Variety fills our lives. Happiness, sadness, fatigue, gratitude, and disappointment fill the time between birth and death. It’s no coincidence that variety also fills the Psalms. We see psalms of praise, thanksgiving, wisdom, lamentation, and confession. The Book of Psalms matches the variety of our lives and teaches us to direct our souls Godward through the highs and lows of life.

The experience that Psalm 42 and 43 describe is not something we’ve looked at in this column. It’s a psalm of yearning and thirsting for God. At first, we might assume in these psalms that the psalmist is merely talking about being far from the temple or tabernacle. He speaks of “the land of Jordan and of Hermon,” which refer to the land north of Israel (Psalm 42:5). He longs to return to God’s people where he can worship joyfully (42:6) and cries out for God’s truth and light to lead him to God’s holy hill (43:4). However, it’s not a place but a Person that the psalmist longs for: It’s God Himself.

Most scholars group Psalm 42 and 43 together since the same refrain occurs in both psalms (42:5, 12; 43:5) and because the tone of each psalm is so similar. Regardless of whether the two psalms were originally one song, it is helpful to treat them as a unit. What we see in these psalms is one who deeply longs for God even while experiencing persecution and disappointment. Christians who take these chapters seriously can learn at least three vital lessons.

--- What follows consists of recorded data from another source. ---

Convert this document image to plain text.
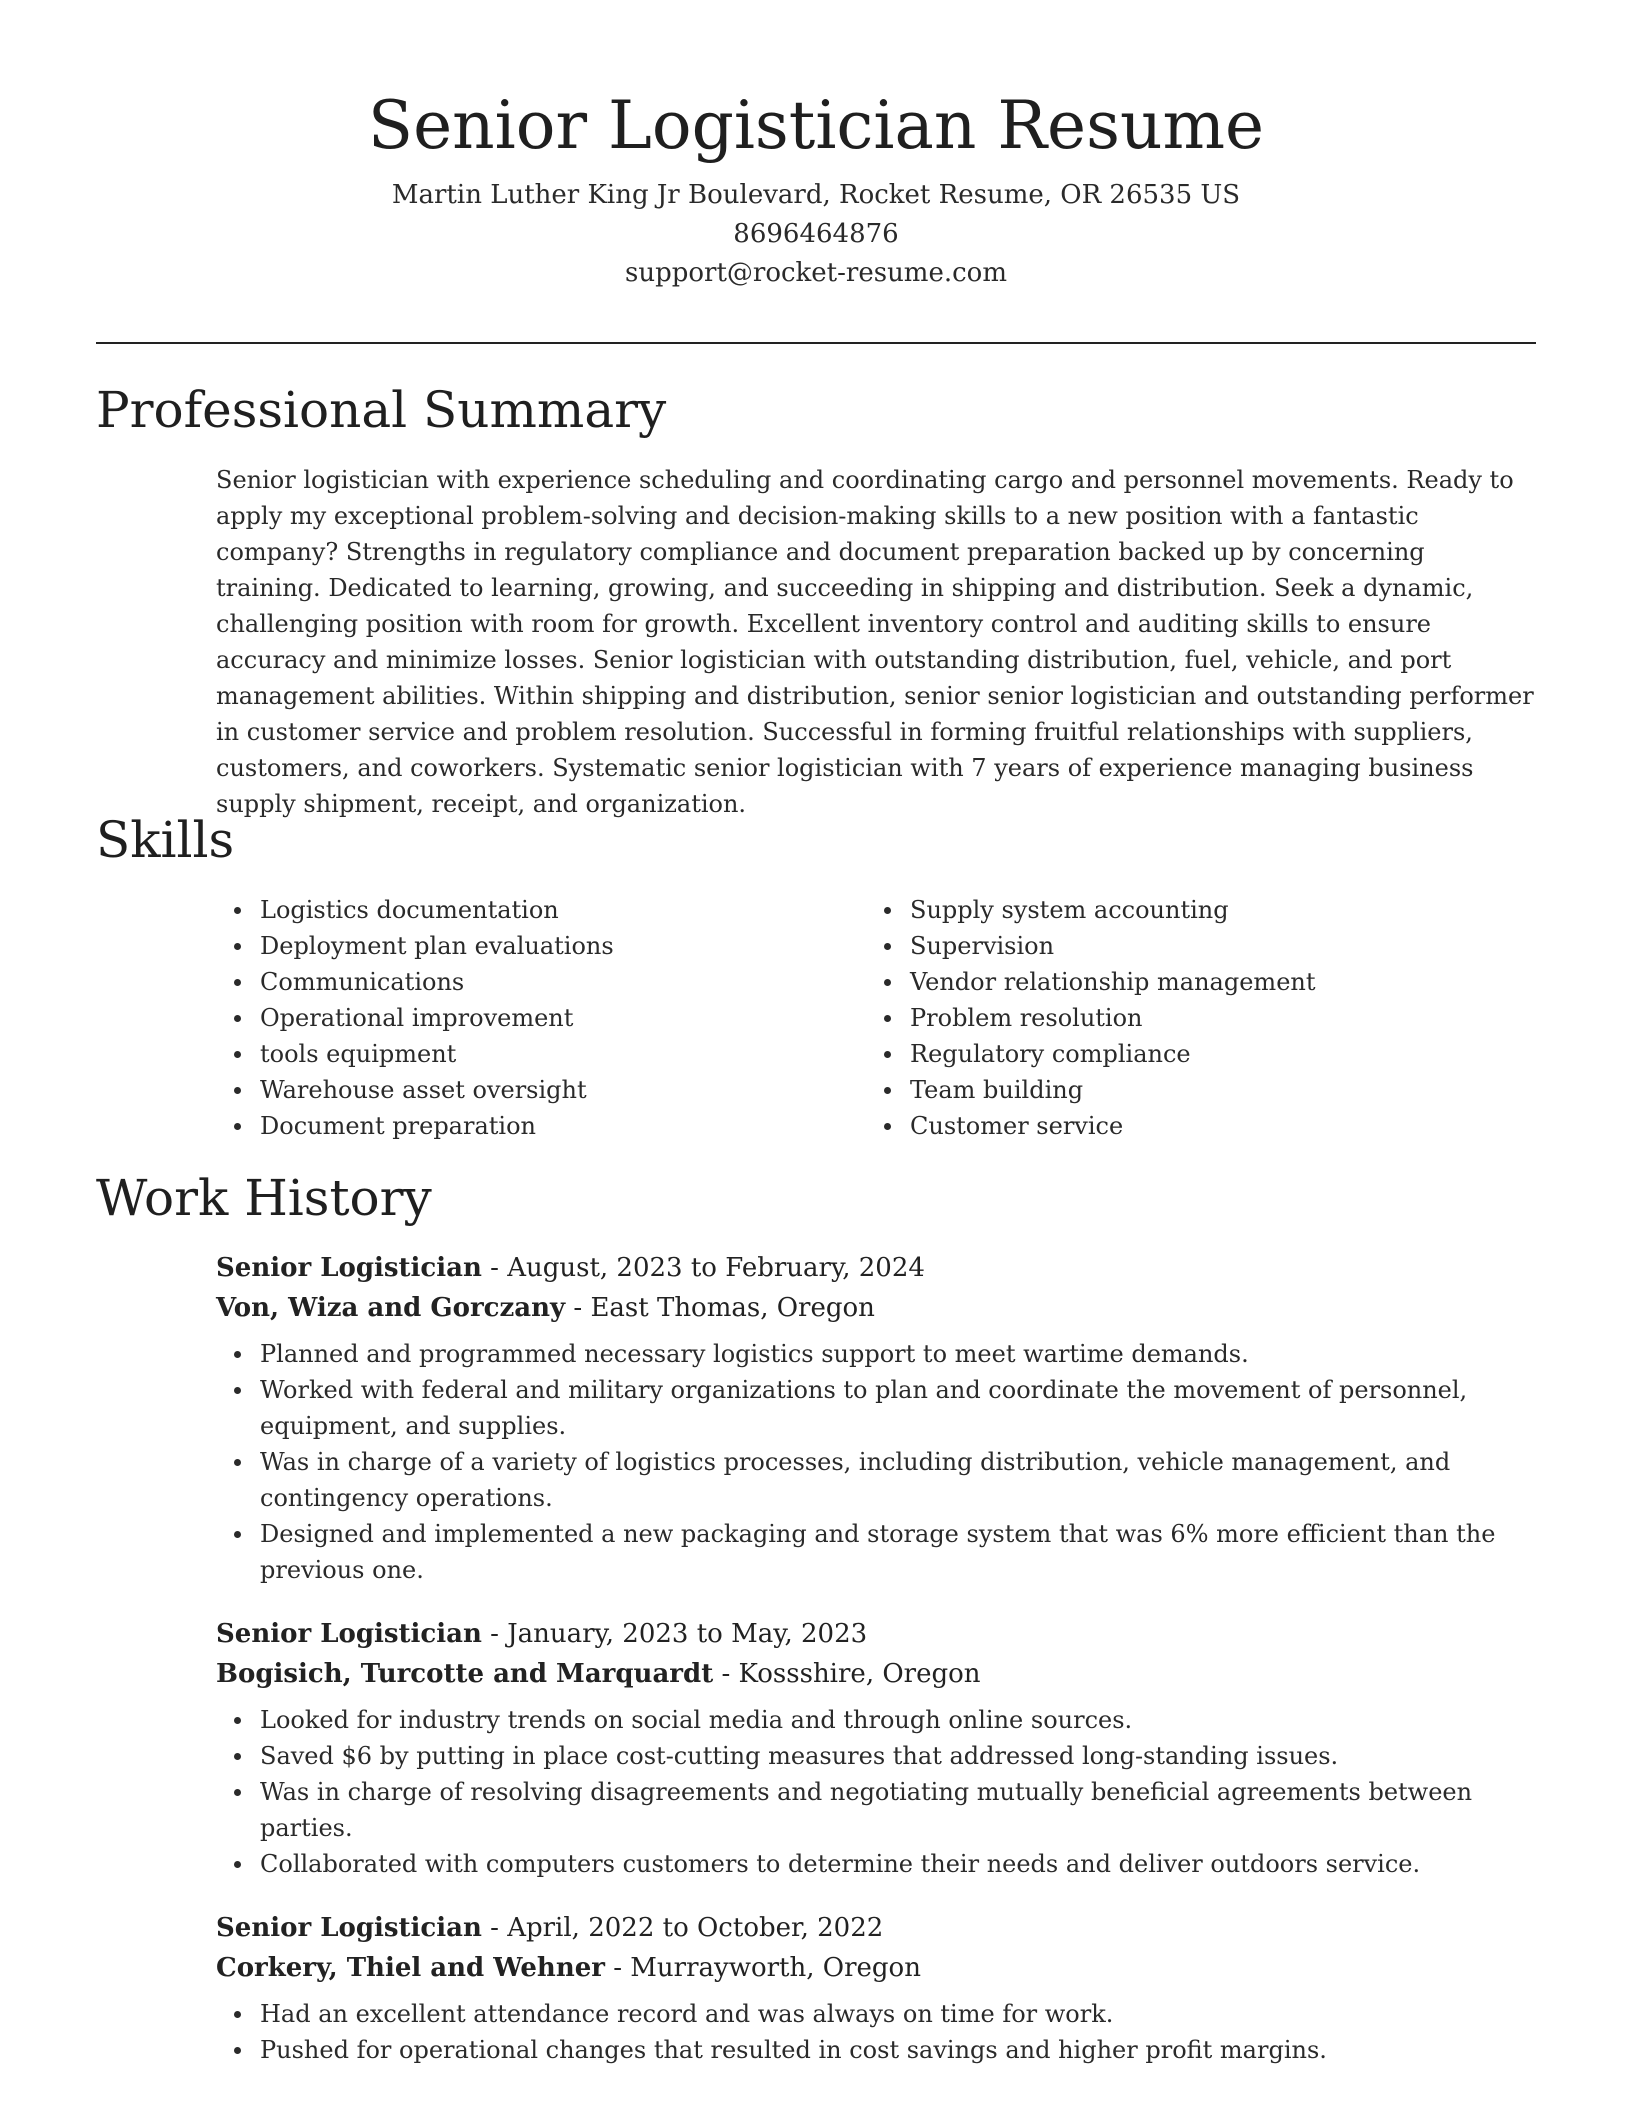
Senior Logistician Resume
Martin Luther King Jr Boulevard, Rocket Resume, OR 26535 US
8696464876
support@rocket-resume.com
Professional Summary

Senior logistician with experience scheduling and coordinating cargo and personnel movements. Ready to apply my exceptional problem-solving and decision-making skills to a new position with a fantastic company? Strengths in regulatory compliance and document preparation backed up by concerning training. Dedicated to learning, growing, and succeeding in shipping and distribution. Seek a dynamic, challenging position with room for growth. Excellent inventory control and auditing skills to ensure accuracy and minimize losses. Senior logistician with outstanding distribution, fuel, vehicle, and port management abilities. Within shipping and distribution, senior senior logistician and outstanding performer in customer service and problem resolution. Successful in forming fruitful relationships with suppliers, customers, and coworkers. Systematic senior logistician with 7 years of experience managing business supply shipment, receipt, and organization.

Skills
Logistics documentation
Deployment plan evaluations
Communications
Operational improvement
tools equipment
Warehouse asset oversight
Document preparation
Supply system accounting
Supervision
Vendor relationship management
Problem resolution
Regulatory compliance
Team building
Customer service
Work History
Senior Logistician - August, 2023 to February, 2024
Von, Wiza and Gorczany - East Thomas, Oregon
Planned and programmed necessary logistics support to meet wartime demands.
Worked with federal and military organizations to plan and coordinate the movement of personnel, equipment, and supplies.
Was in charge of a variety of logistics processes, including distribution, vehicle management, and contingency operations.
Designed and implemented a new packaging and storage system that was 6% more efficient than the previous one.
Senior Logistician - January, 2023 to May, 2023
Bogisich, Turcotte and Marquardt - Kossshire, Oregon
Looked for industry trends on social media and through online sources.
Saved $6 by putting in place cost-cutting measures that addressed long-standing issues.
Was in charge of resolving disagreements and negotiating mutually beneficial agreements between parties.
Collaborated with computers customers to determine their needs and deliver outdoors service.
Senior Logistician - April, 2022 to October, 2022
Corkery, Thiel and Wehner - Murrayworth, Oregon
Had an excellent attendance record and was always on time for work.
Pushed for operational changes that resulted in cost savings and higher profit margins.
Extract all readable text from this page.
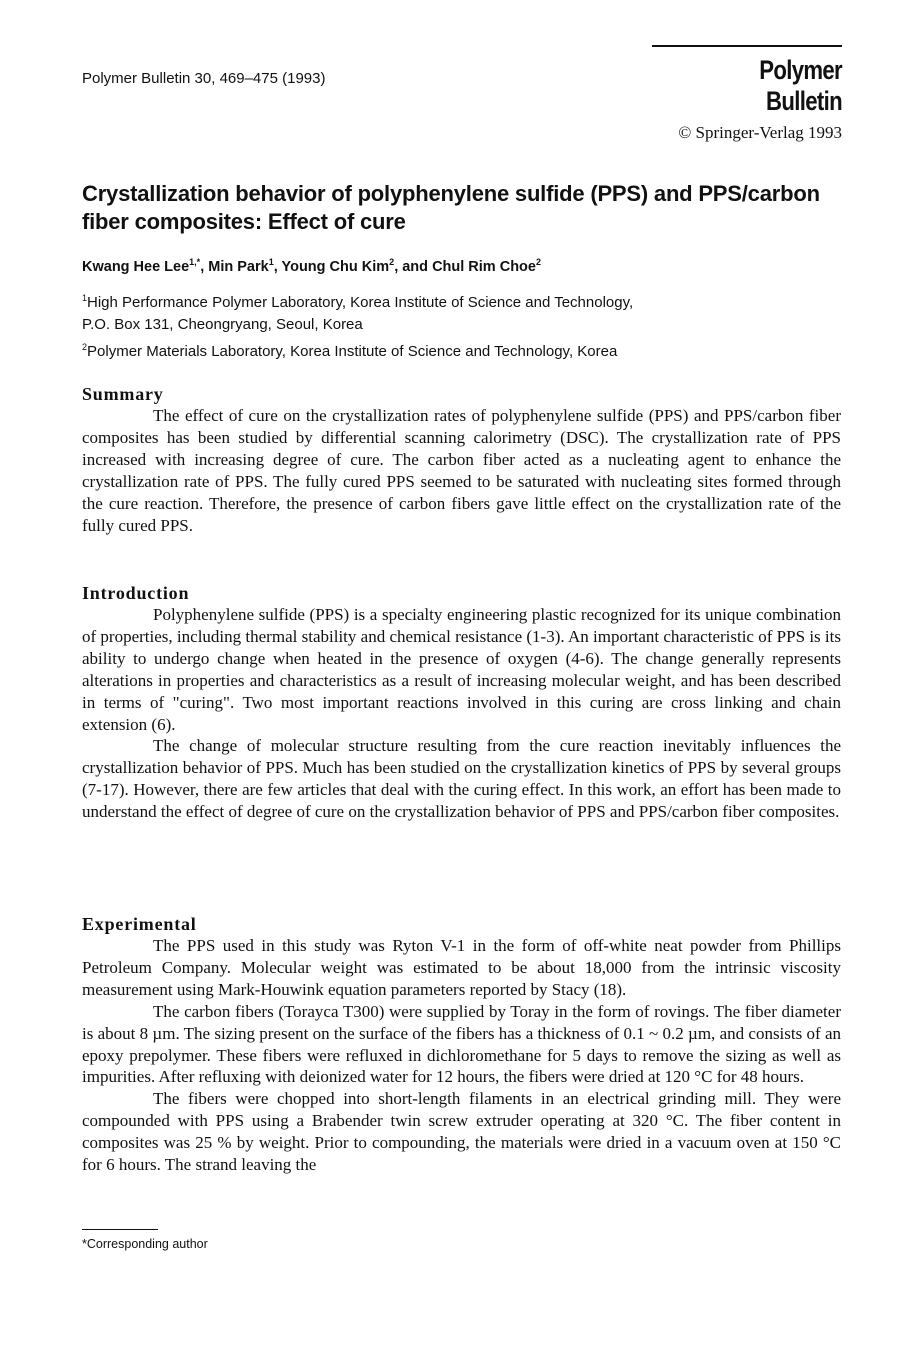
Polymer Bulletin 30, 469–475 (1993)	Polymer Bulletin
© Springer-Verlag 1993
Crystallization behavior of polyphenylene sulfide (PPS) and PPS/carbon fiber composites: Effect of cure
Kwang Hee Lee$^{1,*}$, Min Park$^1$, Young Chu Kim$^2$, and Chul Rim Choe$^2$
$^1$High Performance Polymer Laboratory, Korea Institute of Science and Technology,
P.O. Box 131, Cheongryang, Seoul, Korea
$^2$Polymer Materials Laboratory, Korea Institute of Science and Technology, Korea
Summary

The effect of cure on the crystallization rates of polyphenylene sulfide (PPS) and PPS/carbon fiber composites has been studied by differential scanning calorimetry (DSC). The crystallization rate of PPS increased with increasing degree of cure. The carbon fiber acted as a nucleating agent to enhance the crystallization rate of PPS. The fully cured PPS seemed to be saturated with nucleating sites formed through the cure reaction. Therefore, the presence of carbon fibers gave little effect on the crystallization rate of the fully cured PPS.

Introduction

Polyphenylene sulfide (PPS) is a specialty engineering plastic recognized for its unique combination of properties, including thermal stability and chemical resistance (1-3). An important characteristic of PPS is its ability to undergo change when heated in the presence of oxygen (4-6). The change generally represents alterations in properties and characteristics as a result of increasing molecular weight, and has been described in terms of "curing". Two most important reactions involved in this curing are cross linking and chain extension (6).

The change of molecular structure resulting from the cure reaction inevitably influences the crystallization behavior of PPS. Much has been studied on the crystallization kinetics of PPS by several groups (7-17). However, there are few articles that deal with the curing effect. In this work, an effort has been made to understand the effect of degree of cure on the crystallization behavior of PPS and PPS/carbon fiber composites.

Experimental

The PPS used in this study was Ryton V-1 in the form of off-white neat powder from Phillips Petroleum Company. Molecular weight was estimated to be about 18,000 from the intrinsic viscosity measurement using Mark-Houwink equation parameters reported by Stacy (18).

The carbon fibers (Torayca T300) were supplied by Toray in the form of rovings. The fiber diameter is about 8 µm. The sizing present on the surface of the fibers has a thickness of 0.1 ~ 0.2 µm, and consists of an epoxy prepolymer. These fibers were refluxed in dichloromethane for 5 days to remove the sizing as well as impurities. After refluxing with deionized water for 12 hours, the fibers were dried at 120 °C for 48 hours.

The fibers were chopped into short-length filaments in an electrical grinding mill. They were compounded with PPS using a Brabender twin screw extruder operating at 320 °C. The fiber content in composites was 25 % by weight. Prior to compounding, the materials were dried in a vacuum oven at 150 °C for 6 hours. The strand leaving the

*Corresponding author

First, we can expect seasons of emptiness in life. Psalm 42 begins with the psalmist hungering and thirsting for God’s presence (Psalm 42:1-2). To thirst for something means that you don’t have enough of what you want. The psalmist’s enemies were taunting him and claiming that God had left him (42:3, 9-10; 43:1-2). The important point is to bring our sense of emptiness to God in prayer and song. Seasons of emptiness keep us from trusting in ourselves and remind us that we do not yet see God face to face (2 Corinthians 1:9, 1 Corinthians 13:12).

A second important lesson we learn from these Psalms is that sometimes we need to preach to ourselves. This point is one that pastor-physician Martyn Lloyd-Jones made in his book “Spiritual Depression.” At three points in these psalms, the psalmist preaches to his own soul: “Why are you cast down, O my soul, and why are you in turmoil within me?” (Psalm 42:5, 11; 43:5). Part of following Christ means recognizing that you don’t always feel how you ought to feel. The answer to the psalmist’s discouragement was to tell his own soul to hope again in God. Part of this lesson is also remembering that hoping in God is sometimes a fight.

A third vital lesson from these psalms is to ask ourselves where our chief joy comes from. It’s possible to worship God each week and yet still seek our primary joy in the temporary things of this world. The psalmist is cast down; discouragement and grief fill his heart. Yet, he knows where his joy comes from. God is his salvation, rock, refuge, and “exceeding joy” (Psalm 42:5, 9, 43:2, 4).

In these two psalms, we don’t see pat answers or easy solutions to life in a fallen world. What we do see is what following God in the dry seasons looks like. A key part of the answer is remembering that in Christ Jesus the drought will one day end (Revelation 7:16-17).